Bug surfaced -- issue #2255

The NaN-burn-under-max tests revealed a cross-backend divergence:
GPU max / min merge silently suppresses NaN burn values while
CPU propagates them per IEEE arithmetic.

  • CPU: max(NaN, 1.0) returns NaN (because 1.0 > NaN is False, the
    kernel keeps the prior NaN pixel).
  • GPU: max(NaN, 1.0) returns 1.0 (the kernel inits the output buffer
    to -inf for max, +inf for min, and atomicMax/Min is NaN-suppressing
    under IEEE device semantics).

Filed as #2255. This PR pins both observables in paired
CPU vs GPU tests (test_nan_burn_overlaps_max_cpu_propagates,
test_nan_burn_overlaps_max_gpu_suppresses_nan,
test_nan_burn_single_geom_max_gpu_returns_neg_inf) so the divergence
is visible in CI until the GPU kernels are aligned with the CPU
is_first semantics.

State updates

  • .claude/sweep-test-coverage-state.csv: rasterize row updated with
    pass-2 notes, severity_max=HIGH, categories_found=1;2;3,
    issue=2255.

Test plan

  • All 58 new tests pass on a CUDA host
    (pytest xrspatial/tests/test_rasterize_coverage_2026_05_21.py)
  • Pre-existing 417 rasterize tests still pass
    (pytest xrspatial/tests/test_rasterize*.py)
  • Source files untouched (only adding tests + state CSV)
  • CI runs the new tests on CPU and GPU hosts

Adds test_rasterize_coverage_2026_05_21.py with 58 tests closing the
remaining public-API coverage gaps after pass-1 (2026-05-17):

- Cat 2 HIGH +/-Inf and NaN burn values across all four backends:
  +Inf / -Inf burn under default merge; Inf + finite under sum stays
  Inf; Inf + (-Inf) under sum collapses to NaN; min(Inf, 1.0) and
  max(-Inf, 1.0) pick the finite value; Inf-as-bound rejected with
  the same ValueError as NaN-as-bound (pass-1 only tested NaN bound).
  NaN-burn polygon, point, and line each pin the rasterized cell.
- Cat 1 MEDIUM nested GeometryCollection across all four backends.
  rasterize.py:1995 documents recursive unpacking but only flat GCs
  were tested. Deeply-nested-3-levels eager test pins that the
  recursion depth limit is not 1 or 2.
- Cat 1 MEDIUM columns= (multi-column properties) parity on cupy and
  dask+cupy (TestMultiColumn covered numpy / dask+numpy only). Pin
  three-column props on GPU so the (N, P) loop survives the kernel
  boundary.
- Cat 3 LOW rectangular-pixel parity (resolution=(rx, ry), rx != ry)
  across all four backends.

Tests surfaced a cross-backend bug: GPU max/min merge silently
suppresses NaN burn values (CPU keeps NaN per IEEE; GPU returns the
finite value or the -inf buffer init). Filed as issue #2255 and
pinned both observables in paired CPU / GPU tests so the divergence
is visible in CI until the GPU kernels are aligned.

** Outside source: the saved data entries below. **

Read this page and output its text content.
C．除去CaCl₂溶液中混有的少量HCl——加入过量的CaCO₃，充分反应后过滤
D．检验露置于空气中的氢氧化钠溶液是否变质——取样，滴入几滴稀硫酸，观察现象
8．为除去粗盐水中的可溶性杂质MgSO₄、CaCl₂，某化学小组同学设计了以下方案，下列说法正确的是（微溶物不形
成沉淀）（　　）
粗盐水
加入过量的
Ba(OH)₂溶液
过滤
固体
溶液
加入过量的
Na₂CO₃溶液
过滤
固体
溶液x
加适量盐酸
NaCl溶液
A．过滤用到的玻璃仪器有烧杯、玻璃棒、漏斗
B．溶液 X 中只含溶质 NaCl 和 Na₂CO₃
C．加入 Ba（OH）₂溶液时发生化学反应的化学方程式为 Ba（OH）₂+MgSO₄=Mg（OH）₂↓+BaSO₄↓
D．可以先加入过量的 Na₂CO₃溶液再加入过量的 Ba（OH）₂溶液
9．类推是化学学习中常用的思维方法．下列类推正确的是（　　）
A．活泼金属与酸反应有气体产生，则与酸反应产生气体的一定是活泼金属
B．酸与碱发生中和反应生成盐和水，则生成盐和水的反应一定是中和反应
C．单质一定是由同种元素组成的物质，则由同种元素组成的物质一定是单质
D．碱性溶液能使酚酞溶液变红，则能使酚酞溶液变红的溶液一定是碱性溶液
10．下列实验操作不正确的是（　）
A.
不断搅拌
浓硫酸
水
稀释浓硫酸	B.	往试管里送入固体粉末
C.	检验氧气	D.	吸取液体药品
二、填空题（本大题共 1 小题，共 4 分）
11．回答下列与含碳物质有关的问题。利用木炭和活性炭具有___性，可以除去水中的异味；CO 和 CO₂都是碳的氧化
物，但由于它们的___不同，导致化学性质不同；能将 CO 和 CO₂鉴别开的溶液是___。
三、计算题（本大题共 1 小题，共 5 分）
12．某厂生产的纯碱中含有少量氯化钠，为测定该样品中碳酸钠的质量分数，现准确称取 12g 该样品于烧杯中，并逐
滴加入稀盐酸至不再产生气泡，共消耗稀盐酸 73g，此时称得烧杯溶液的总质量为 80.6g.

Source untouched. All 58 new tests pass on a CUDA host; pre-existing
417 rasterize tests still pass.
@github-actions github-actions Bot added the performance PR touches performance-sensitive code label May 21, 2026
Copy link
Copy Markdown
Contributor Author

@brendancol brendancol left a comment

Choose a reason for hiding this comment

The reason will be displayed to describe this comment to others. Learn more.

PR Review: rasterize sweep-test-coverage pass 2

Summary

Tests-only PR (xrspatial/tests/test_rasterize_coverage_2026_05_21.py, +547/-0) adding 58 tests across four buckets: Inf/NaN burn values, nested GeometryCollection, GPU multi-column, rectangular pixels. State CSV updated (+1/-1). No source changes. All 58 new tests pass locally, and CI is green on macOS/Ubuntu/Windows + py3.14. The 206 pre-existing rasterize tests still pass (verified locally).

Blockers

None.

Suggestions

None.

Nits

  • test_inf_bounds_rejected (lines 208-219) matches on "must be finite", which also appears in the resolution-validation error at xrspatial/rasterize.py:3101 ("resolution must be finite and > 0"). The path the test targets is at rasterize.py:3078-3081: "Invalid bounds: all of (xmin, ymin, xmax, ymax) must be finite, ...". The regex still hits the right path today because the resolution path is not reached, but r"Invalid bounds:.*must be finite" would be safer against a future refactor that shuffles validation order. Verified manually that the test triggers the bounds path today.
  • TestNaNBurnValues references issue #2255 in a comment at line 283. Putting that reference (or a module-level ISSUE_2255 = ... constant) on the class docstring too would make it easier to find when the GPU max kernel is later aligned and the ..._gpu_suppresses_nan / ..._gpu_returns_neg_inf tests need to be inverted.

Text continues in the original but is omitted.